I haven’t said enough about the Big Two, so I’ll wrap up with a description of the two best scenes in the movie, the two scenes that establish that the series has legs.
One: When Kirk is getting his medal at the end and can’t keep that arrogant smirk off of his face. He’s like, “That’s funny, the last time I was here, I was on trial, and now you’re sucking my dick.” We’ve got a funny, young, prick arrogant Kirk who gets rewarded for it. That shit-eating grin, with his lips twitching all over the IMAX screen was beautiful.

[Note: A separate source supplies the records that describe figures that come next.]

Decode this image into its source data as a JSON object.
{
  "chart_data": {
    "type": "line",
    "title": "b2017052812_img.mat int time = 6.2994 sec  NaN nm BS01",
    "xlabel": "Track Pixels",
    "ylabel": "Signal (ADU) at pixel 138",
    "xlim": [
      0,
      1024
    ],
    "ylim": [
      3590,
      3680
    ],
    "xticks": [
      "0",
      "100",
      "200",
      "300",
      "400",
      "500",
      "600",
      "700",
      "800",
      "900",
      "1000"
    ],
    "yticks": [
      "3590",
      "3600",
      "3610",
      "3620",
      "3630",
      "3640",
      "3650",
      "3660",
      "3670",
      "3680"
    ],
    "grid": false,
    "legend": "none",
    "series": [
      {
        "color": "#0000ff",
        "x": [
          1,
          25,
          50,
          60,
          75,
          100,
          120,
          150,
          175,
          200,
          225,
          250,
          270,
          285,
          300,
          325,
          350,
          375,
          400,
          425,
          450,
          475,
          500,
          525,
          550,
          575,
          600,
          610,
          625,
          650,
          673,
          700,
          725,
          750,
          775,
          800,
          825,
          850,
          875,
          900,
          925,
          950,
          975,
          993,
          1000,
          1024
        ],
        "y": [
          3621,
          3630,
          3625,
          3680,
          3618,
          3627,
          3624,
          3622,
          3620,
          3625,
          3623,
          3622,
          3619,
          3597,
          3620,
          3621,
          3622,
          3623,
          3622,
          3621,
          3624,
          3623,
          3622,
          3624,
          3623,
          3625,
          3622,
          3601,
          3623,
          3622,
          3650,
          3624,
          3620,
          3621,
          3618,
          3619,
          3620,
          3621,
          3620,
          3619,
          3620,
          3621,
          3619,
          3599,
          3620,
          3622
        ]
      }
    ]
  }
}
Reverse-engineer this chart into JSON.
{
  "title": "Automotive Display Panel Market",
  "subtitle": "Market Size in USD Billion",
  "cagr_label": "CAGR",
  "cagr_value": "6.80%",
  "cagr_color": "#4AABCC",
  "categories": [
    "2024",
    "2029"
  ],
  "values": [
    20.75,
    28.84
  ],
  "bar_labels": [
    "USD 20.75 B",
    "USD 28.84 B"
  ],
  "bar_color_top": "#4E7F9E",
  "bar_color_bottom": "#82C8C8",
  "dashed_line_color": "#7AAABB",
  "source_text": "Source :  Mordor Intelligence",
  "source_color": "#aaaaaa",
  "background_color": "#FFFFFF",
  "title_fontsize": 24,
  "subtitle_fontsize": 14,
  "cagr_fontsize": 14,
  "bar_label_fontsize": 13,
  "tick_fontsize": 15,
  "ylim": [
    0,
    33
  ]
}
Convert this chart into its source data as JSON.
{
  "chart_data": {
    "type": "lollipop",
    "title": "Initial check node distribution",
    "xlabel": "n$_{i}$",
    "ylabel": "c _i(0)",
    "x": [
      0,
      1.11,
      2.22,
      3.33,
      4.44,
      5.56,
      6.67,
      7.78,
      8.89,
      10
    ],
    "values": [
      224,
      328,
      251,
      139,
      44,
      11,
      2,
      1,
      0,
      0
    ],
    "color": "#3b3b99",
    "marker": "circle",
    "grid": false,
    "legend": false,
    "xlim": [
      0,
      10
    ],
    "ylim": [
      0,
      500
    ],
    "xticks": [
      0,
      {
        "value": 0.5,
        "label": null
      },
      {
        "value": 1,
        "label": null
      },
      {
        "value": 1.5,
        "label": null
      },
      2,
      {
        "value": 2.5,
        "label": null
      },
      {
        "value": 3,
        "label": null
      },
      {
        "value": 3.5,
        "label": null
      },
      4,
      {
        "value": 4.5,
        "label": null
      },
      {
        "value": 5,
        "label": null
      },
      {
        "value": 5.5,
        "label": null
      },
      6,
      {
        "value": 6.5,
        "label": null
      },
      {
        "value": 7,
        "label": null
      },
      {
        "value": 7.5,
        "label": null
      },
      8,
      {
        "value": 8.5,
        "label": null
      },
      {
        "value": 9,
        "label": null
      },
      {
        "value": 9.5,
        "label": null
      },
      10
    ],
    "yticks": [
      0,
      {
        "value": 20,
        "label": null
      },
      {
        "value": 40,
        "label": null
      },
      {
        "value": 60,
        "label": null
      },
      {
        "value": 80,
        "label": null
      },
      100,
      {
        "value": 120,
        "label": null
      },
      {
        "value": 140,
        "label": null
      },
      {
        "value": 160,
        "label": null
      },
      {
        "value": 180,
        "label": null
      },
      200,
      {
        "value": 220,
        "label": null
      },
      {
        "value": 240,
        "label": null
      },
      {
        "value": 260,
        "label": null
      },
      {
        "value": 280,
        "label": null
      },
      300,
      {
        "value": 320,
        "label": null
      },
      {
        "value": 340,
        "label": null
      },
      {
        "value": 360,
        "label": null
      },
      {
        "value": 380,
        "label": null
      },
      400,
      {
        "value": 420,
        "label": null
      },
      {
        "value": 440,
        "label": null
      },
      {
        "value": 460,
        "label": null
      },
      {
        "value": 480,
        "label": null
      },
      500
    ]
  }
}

Two: The best scene in any movie this year. The elevator with Spock and Uhura. Are you kidding me? In-fucking-credible. Perfectly written and acted. Getting chills. It’s one of the most “Eat it, Grandpa!” moments in the movie, Spock in a relationship??! With Uhura!!??? but so sensitively handled, and so essential to establishing character and tone, that Grandpa happily laps it up and goes back for more. Besides, does not Gramps have a roll top desk full of slash fic, anyway?
Her following him into the elevator, her need to follow him into the elevator, and his not knowing that he needed her to but needing it, is perfect. The way his face changes, the way he gives in to emotion for one microscopic second when he smells her neck and then recovers, masters himself, is an epic poem. It’s Homer and Virgil and Milton and Hitchcock and Kubrick. It’s genius. What do you need?, she asks. His answer is essentially, “to hide behind military discipline,” and her answering face, her knowledge that that is what he needs mixed with her wish that what he needed was more vulnerable is Penelope and Beatrice and Leia and Lyra. Magical. Human. Beautiful. True.

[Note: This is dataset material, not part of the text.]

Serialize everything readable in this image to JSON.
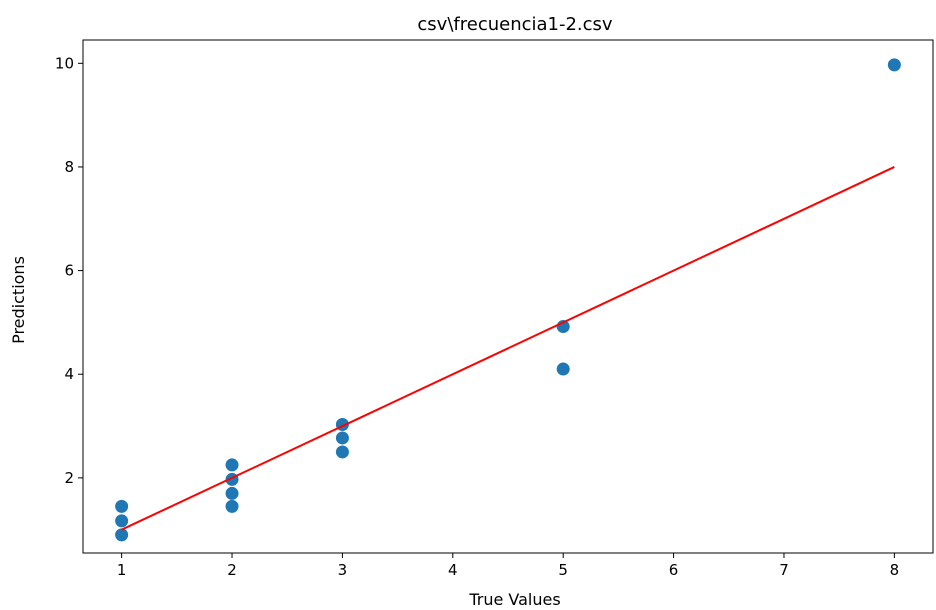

My answer to that question is more moments like this.
Here’s an open secret, the Andorian elephant in the room. Of the eleven previous Star Trek movies, only one was any good. Shhhhh! Don’t talk about it. It’s true. So, if they had failed with this one, it would have been in fine company. But they didn’t, and even though it’s one of the most blatant set-ups for a video game in history, they pulled it off as a super reboot for a decaying brand. I mean, the characters even play video games in it, the same ones you doubtless will be encouraged to. (Quick, lock on to the crew members and beam them up before they die, oh oh, avoid the missiles or your cargo will explode! Rescue Scotty from the tube!, etc.).

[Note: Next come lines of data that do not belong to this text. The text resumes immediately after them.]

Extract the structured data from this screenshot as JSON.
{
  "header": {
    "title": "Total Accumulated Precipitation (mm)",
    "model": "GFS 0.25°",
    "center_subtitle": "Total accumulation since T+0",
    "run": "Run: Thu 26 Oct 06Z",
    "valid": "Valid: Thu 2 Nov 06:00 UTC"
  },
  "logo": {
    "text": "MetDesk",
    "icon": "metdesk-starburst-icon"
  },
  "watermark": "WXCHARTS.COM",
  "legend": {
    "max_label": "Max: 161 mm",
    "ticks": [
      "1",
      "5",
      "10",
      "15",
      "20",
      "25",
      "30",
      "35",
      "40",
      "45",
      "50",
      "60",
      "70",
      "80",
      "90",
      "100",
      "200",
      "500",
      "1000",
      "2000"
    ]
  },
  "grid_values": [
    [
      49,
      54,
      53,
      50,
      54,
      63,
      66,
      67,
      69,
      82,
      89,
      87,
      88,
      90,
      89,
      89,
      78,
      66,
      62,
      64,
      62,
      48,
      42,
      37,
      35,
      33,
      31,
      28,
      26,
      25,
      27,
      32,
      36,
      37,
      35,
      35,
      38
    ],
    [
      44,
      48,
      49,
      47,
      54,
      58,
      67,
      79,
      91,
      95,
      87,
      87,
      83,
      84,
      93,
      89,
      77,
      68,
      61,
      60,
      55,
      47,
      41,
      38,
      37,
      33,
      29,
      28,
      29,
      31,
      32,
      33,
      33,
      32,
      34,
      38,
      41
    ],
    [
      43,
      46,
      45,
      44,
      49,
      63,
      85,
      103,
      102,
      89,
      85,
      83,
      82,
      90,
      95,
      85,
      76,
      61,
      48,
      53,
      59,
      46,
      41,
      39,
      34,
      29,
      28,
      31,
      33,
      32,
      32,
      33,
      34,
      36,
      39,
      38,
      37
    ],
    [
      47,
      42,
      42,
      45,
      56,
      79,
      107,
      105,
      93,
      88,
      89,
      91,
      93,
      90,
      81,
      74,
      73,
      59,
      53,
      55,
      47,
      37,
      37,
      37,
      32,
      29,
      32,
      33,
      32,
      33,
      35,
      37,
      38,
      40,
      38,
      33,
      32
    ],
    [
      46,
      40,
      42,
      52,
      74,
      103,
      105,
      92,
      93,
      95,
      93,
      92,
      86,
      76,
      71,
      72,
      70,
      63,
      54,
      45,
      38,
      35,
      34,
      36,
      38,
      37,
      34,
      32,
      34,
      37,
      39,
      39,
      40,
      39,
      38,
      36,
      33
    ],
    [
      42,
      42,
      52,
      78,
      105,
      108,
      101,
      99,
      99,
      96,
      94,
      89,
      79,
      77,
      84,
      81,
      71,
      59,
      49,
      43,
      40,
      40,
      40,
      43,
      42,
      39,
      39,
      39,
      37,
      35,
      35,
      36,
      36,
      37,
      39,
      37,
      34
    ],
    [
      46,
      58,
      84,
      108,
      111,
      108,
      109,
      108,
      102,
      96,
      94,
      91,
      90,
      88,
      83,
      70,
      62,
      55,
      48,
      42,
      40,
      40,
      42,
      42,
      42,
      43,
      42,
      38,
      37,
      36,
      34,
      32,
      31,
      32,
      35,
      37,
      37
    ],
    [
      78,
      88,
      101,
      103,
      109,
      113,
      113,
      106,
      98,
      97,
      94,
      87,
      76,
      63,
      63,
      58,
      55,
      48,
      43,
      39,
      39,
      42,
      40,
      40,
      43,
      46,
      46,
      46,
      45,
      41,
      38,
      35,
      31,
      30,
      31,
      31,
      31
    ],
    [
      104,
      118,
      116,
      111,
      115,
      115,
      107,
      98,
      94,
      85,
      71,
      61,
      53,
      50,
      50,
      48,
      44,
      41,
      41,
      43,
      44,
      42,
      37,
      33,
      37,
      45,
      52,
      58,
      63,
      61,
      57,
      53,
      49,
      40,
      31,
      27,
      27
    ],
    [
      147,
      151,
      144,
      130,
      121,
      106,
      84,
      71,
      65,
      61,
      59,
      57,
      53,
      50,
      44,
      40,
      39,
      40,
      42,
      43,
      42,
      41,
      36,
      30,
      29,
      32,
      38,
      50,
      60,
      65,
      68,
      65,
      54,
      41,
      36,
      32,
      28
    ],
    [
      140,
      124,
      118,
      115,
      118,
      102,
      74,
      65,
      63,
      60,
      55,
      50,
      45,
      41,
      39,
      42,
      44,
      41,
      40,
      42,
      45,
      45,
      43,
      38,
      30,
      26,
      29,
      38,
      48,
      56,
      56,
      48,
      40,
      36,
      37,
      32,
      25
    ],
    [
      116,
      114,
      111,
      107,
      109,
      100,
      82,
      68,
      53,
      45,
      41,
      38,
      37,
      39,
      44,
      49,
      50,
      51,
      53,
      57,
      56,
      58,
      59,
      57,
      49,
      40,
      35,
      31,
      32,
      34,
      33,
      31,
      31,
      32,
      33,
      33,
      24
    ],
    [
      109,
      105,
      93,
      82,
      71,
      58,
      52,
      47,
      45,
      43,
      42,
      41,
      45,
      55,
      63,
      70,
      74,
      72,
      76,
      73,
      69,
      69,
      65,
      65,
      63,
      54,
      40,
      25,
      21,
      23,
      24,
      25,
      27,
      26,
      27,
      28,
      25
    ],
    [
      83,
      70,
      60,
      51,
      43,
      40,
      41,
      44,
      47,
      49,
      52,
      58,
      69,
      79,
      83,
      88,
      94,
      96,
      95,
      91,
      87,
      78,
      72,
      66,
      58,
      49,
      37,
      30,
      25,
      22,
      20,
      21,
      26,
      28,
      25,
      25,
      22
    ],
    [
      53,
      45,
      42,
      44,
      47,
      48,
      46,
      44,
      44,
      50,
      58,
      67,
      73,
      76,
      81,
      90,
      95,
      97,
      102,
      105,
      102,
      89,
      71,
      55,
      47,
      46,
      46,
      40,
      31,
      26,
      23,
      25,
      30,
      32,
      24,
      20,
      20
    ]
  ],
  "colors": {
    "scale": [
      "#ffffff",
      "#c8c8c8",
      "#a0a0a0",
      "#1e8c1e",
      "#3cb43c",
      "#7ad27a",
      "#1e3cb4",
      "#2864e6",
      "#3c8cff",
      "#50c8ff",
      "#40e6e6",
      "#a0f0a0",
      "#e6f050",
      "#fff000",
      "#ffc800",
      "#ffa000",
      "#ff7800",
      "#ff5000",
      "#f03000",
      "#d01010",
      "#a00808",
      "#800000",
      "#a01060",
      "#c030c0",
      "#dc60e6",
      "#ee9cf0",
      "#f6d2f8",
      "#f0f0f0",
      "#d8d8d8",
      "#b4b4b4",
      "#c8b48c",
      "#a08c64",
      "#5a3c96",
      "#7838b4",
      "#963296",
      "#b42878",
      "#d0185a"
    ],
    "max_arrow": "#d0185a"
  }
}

Ugh, the plot holes. Worse than the red matter could cause. Why, with that tech, would the Romulans not just beam Pike over to their ship? Why the shuttle? Oh, so the rest of the crew can sneak out (undetected, why?). Why, if they’re sending a shuttle over that the bad guys can’t detect the contents of, do you not just pack it with a thousand photon torpedoes and blow them all to shit? All sorts of crap like that. Situations altered to fit situations. Bad, bad writing. But, oh that cast, and oh that elevator. Ahh! I love how it’s set up by the first time you see him in the elevator. Like, he sort of shuts down in between floors. So, clinical and cool! Ahhh! Elevators!!
So, this movie was a cheap piece of crap with amazing people in it. It’s like your best friends pulling up to your house in a busted-to-shit Volkswagen Van. You’re happy to see them, but get that thing off my lawn. You’re absolutely welcome here, but clean yourself up, ok? We’ll give you the full benefit of the doubt.
Really looking forward to the next one. Trek is bek, and the whole family can hold hands by the dilithium fire. You too, Gramps.